Page 1 of 1
Remove nodes marked as down
Posted: Thu Nov 16, 2017 8:05 pm
by dlcrites
I was fed a list of nearly 2k hosts to add to Nagios. In theory they were all linux hosts, but there was no guarantee of that. So I added them with just ping until I could figure out which OS each of them had. The problem is that the list included decommissioned hosts and a plethora of typos, so I now have hundreds of nodes which are showing as DOWN. I spent the better part of a day going through the list of services and removing the ping for these bad hosts, but it is taking more time than I can spend on it.
Please tell me there is a way to say "just remove everything that is marked as down -- the services and nodes, both." If it had to be done in two passes, one for services and one for the hosts/nodes, then that would be okay. I'm not worried about losing something "good" because all of the hosts/nodes marked as "down" are really not there.
Any tips/tricks/ideas would be greatly appreciated!

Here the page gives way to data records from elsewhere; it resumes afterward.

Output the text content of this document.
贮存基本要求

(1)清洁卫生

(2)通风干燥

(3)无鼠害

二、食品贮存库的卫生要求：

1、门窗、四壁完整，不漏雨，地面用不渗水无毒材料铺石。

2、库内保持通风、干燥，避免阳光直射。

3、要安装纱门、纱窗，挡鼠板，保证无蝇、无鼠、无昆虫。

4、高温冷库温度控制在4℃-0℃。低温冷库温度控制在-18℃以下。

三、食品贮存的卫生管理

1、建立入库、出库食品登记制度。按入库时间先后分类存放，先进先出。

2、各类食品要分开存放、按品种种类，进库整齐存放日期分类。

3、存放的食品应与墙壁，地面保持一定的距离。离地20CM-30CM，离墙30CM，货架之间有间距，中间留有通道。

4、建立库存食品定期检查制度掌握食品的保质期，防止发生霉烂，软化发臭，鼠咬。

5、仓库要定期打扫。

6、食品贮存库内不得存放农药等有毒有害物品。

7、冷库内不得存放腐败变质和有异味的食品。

Re: Remove nodes marked as down
Posted: Fri Nov 17, 2017 10:57 am
by mcapra
Ooof, that stings.
The
REST API in Nagios XI is a handy tool for this sort of thing, but I can't think of a "quick and easy" way to do this in Nagios Core.
There's various methods to get a list of all hosts/services in a "DOWN/CRITICAL" state. Some lazy greps can get you there. Step 2 would involve some sort of script that works through your configuration files based on that list (this is slightly less trivial).
For the lazy greps, here's a command that parses status.dat to get a list of all host's in a "DOWN" state:
Code: Select all
grep 'hoststatus' -A 14 /usr/local/nagios/var/status.dat | grep -B 15 'current_state=1' | grep host_name
In action:
Code: Select all
[root@capra_nag tmp]# grep 'hoststatus' -A 14 /usr/local/nagios/var/status.dat | grep -B 15 'current_state=1' | grep host_name
host_name=CENESPROD00
And, the inverse, a list of every host in a "UP" state:
Code: Select all
[root@capra_nag tmp]# grep 'hoststatus' -A 14 /usr/local/nagios/var/status.dat | grep -B 15 'current_state=0' | grep host_name
host_name=CENESPROD01
host_name=CENESPROD02
host_name=CENESPROD03
host_name=COLPROD02
host_name=COLPROD03
host_name=ESMARVELPROD00
host_name=KIBPROD00
host_name=PRODDATAMART
host_name=PRODDELPHISCRIPTS
host_name=PRODHERMES1
host_name=PRODHERMES2
host_name=PRODHERMES3
You can apply roughly the same logic to get a list of services in a "non-OK" state:
Code: Select all
[root@capra_nag tmp]# grep 'servicestatus' -A 15 /usr/local/nagios/var/status.dat | grep -B 15 'current_state=[1,2,3]' | grep 'host_name\|service_description'
host_name=CENESPROD00
service_description=Heap Usage
host_name=COLPROD02
service_description=Fail Count
host_name=COLPROD03
service_description=Fail Count
host_name=ESMARVELPROD00
service_description=Cluster Status
For the question of "how do I identify X objects with Y attributes" generally, parsing status.dat is a really quick-and-easy to do that.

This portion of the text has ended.